Could you please verify if there is a permission sync lag between my user account and the Space’s runtime environment for this specific Google repository?
Thank you for your assistance in resolving this manufacturing bottleneck.
Best regards,
Gigantos89
Hi @Gigantos89 ,
Apologies for the late reply.
Thanks for addressing the issue!
Could you please confirm if you have checked your Hugging Face token type and permissions?

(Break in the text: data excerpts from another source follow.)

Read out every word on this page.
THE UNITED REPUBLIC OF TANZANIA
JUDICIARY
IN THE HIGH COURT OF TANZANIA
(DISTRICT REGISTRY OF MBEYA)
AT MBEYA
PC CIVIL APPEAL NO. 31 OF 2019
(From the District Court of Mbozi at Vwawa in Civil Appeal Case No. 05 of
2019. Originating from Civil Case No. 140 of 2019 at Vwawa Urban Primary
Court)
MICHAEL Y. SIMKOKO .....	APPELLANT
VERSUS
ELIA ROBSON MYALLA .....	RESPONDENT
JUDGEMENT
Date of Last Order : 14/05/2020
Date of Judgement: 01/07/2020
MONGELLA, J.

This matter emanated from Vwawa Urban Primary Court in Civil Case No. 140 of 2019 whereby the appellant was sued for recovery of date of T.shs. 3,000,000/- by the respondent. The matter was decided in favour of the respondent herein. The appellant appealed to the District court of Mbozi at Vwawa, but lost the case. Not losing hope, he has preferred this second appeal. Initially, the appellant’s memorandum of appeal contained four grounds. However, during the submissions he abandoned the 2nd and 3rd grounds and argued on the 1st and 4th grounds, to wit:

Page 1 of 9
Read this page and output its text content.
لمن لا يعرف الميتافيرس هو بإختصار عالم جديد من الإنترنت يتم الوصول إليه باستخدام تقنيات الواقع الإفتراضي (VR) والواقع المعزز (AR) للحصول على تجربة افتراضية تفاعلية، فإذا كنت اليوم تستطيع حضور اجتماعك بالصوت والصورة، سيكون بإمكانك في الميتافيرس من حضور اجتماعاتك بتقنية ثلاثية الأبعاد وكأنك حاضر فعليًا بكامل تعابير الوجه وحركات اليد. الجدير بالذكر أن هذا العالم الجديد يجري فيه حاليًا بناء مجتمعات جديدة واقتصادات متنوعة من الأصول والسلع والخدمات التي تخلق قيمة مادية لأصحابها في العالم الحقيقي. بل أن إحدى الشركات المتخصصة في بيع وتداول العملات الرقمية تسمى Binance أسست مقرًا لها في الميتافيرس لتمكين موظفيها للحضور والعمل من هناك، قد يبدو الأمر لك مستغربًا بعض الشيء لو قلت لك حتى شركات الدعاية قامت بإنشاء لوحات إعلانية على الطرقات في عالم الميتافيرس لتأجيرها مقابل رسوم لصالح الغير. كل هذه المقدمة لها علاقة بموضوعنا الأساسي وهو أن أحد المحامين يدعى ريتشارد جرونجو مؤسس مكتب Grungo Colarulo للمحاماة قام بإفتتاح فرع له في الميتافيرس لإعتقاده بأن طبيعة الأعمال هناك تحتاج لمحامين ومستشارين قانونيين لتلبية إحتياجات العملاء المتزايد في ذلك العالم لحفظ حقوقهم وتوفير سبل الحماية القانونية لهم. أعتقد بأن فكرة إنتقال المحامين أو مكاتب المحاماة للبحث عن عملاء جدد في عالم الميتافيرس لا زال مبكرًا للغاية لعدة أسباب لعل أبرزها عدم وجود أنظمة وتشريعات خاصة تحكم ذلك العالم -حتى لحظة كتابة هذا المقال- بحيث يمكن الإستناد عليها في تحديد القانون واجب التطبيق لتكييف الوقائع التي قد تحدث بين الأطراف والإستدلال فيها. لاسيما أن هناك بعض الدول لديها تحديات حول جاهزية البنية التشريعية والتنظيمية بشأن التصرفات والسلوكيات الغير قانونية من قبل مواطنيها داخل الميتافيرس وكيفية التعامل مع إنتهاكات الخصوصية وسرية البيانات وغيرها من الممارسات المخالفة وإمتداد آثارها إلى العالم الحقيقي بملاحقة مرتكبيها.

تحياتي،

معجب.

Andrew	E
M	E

If you are using Hugging Face's newer Fine-Grained tokens, a token scoped strictly to "Read public repositories" will fail on gated repos, even if your underlying account has already accepted the license agreement.
To verify and fix this:
- Go to your Hugging Face Account Settings ----> Access Tokens.
- Check the configuration of the token you are using for HF_TOKEN.
- Ensure it is either a Classic "Read" token or a Fine-Grained token that explicitly includes permissions for "Read access to contents of all public/gated repos you have access to".
Please let us know if upgrading the token permissions resolves the 401 GatedRepoError for you!
Looks like downloads of this model have gone to zero because of the 401. I could be wrong, but I couldn't defeat it.